Having inadequate qualifications for admission into the Art School in Kolkata, Sultan only managed to get in through the help of the poet and art critic Hasan Shahid Suhrawardy (1890–1965, Who introduced Jamini Roy to the world) a member of the school's governing body also known as elder brother of Shahid Suhrawardy, former Prime Minister of Pakistan. Sultan also stayed at Suhrawardy's house and was allowed use of his library. Sultan, however, never completed his education.
After three years at the school, his Bohemian nature had the better of him and he went travelling around India and working as a freelance artist. During his travels, he made a living by drawing portraits of allied soldiers who camped at the place he was visiting. In this period, his first exhibition was held in Simla, though none of these works have survived, mainly due to Sultan's own indifference towards preserving his work. After living and working in Kashmir for a while, Sultan returned to Narail in the wake of the Partition of India, Narail now part of Bangladesh.

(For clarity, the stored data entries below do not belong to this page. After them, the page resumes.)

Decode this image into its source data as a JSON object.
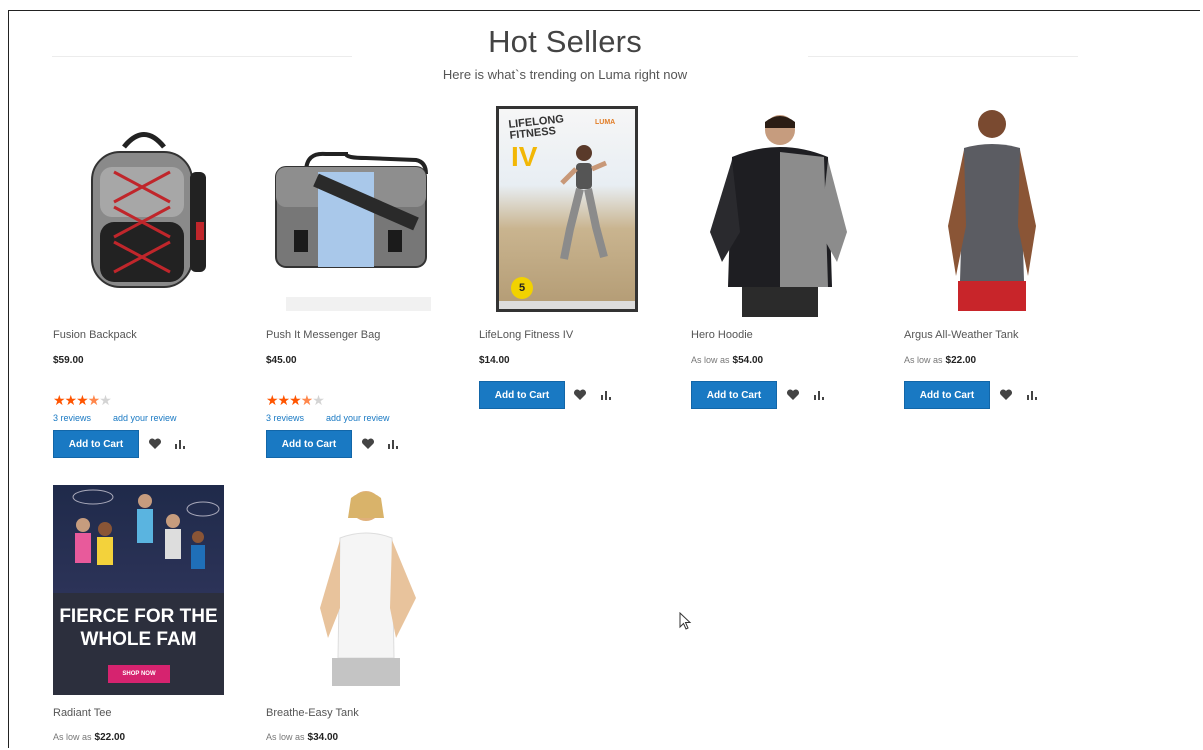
{
  "section": {
    "title": "Hot Sellers",
    "subtitle": "Here is what`s trending on Luma right now"
  },
  "colors": {
    "accent": "#1979c3",
    "star": "#ff5501",
    "star_off": "#d4d4d4"
  },
  "products": [
    {
      "name": "Fusion Backpack",
      "price": "$59.00",
      "rating": 3.5,
      "reviews_label": "3  reviews",
      "add_review_label": "add your review",
      "add_to_cart": "Add to Cart"
    },
    {
      "name": "Push It Messenger Bag",
      "price": "$45.00",
      "rating": 3.5,
      "reviews_label": "3  reviews",
      "add_review_label": "add your review",
      "add_to_cart": "Add to Cart"
    },
    {
      "name": "LifeLong Fitness IV",
      "price": "$14.00",
      "add_to_cart": "Add to Cart"
    },
    {
      "name": "Hero Hoodie",
      "as_low_as": "As low as",
      "price": "$54.00",
      "add_to_cart": "Add to Cart"
    },
    {
      "name": "Argus All-Weather Tank",
      "as_low_as": "As low as",
      "price": "$22.00",
      "add_to_cart": "Add to Cart"
    },
    {
      "name": "Radiant Tee",
      "as_low_as": "As low as",
      "price": "$22.00"
    },
    {
      "name": "Breathe-Easy Tank",
      "as_low_as": "As low as",
      "price": "$34.00"
    }
  ],
  "dvd": {
    "line1": "LIFELONG",
    "line2": "FITNESS",
    "line3": "IV",
    "brand": "LUMA",
    "badge": "5"
  },
  "banner": {
    "headline1": "FIERCE FOR THE",
    "headline2": "WHOLE FAM",
    "cta": "SHOP NOW"
  },
  "icons": {
    "wishlist": "heart-icon",
    "compare": "compare-bars-icon",
    "cursor": "mouse-cursor-icon"
  }
}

A confirmed bachelor, Sultan settled down in an abandoned building in Narail overlooking the river Chitra, where he lived ever since with an adopted family and pets of his own including dogs, mongoose and monkeys. Sultan would later build a mini-zoo near his home. Apart from occasional visits to Dhaka, Sultan only once left Narail for any substantial period of time. He became interested in a ruined house in Sonargaon, pretty much like his own home in Narail, and lived there for a period.
Sultan's first exhibition in Dhaka was in 1976, inordinately late for a painter of his stature. Sultan died in 1994.
SM Sultan won the "Ekushey Padak" in 1982, Bangladesh Charu Shilpi Sangsad award in 1986 and the "Independence Award" in 1993. In 1989, Tareque Masud directed a 54 minute documentary film on SM Sultan's life, called Adam Surat (The Inner Strength). Masud started filming it in 1982 with the help of the painter, and traveled with him all around Bangladesh with Sultan. According to Masud, Sultan agreed to cooperate only on the condition that "... rather than being the film's subject, he would act as a catalyst to reveal the film's true protagonist, the Bengali peasant". Bangladesh government recently completed the construction of Sultan memorial complex though it hasn't yet been inaugurated. Sultan, of course, had a special relation with Narail. He was known to the locals as "Lal Mia", a most informal and homely name only to be given to a close person. Chetona Theatre from Narail has staged Aango Lal Mia (Our Lal Mia) on Sultan. In 2005, famous Bangladeshi photographer Nasir Ali Mamun published a book named Guru with 68 photographs of Sultan. These were selected from thousands of photographs taken by Mamun in the period from 1978, when he first met with Sultan until his death.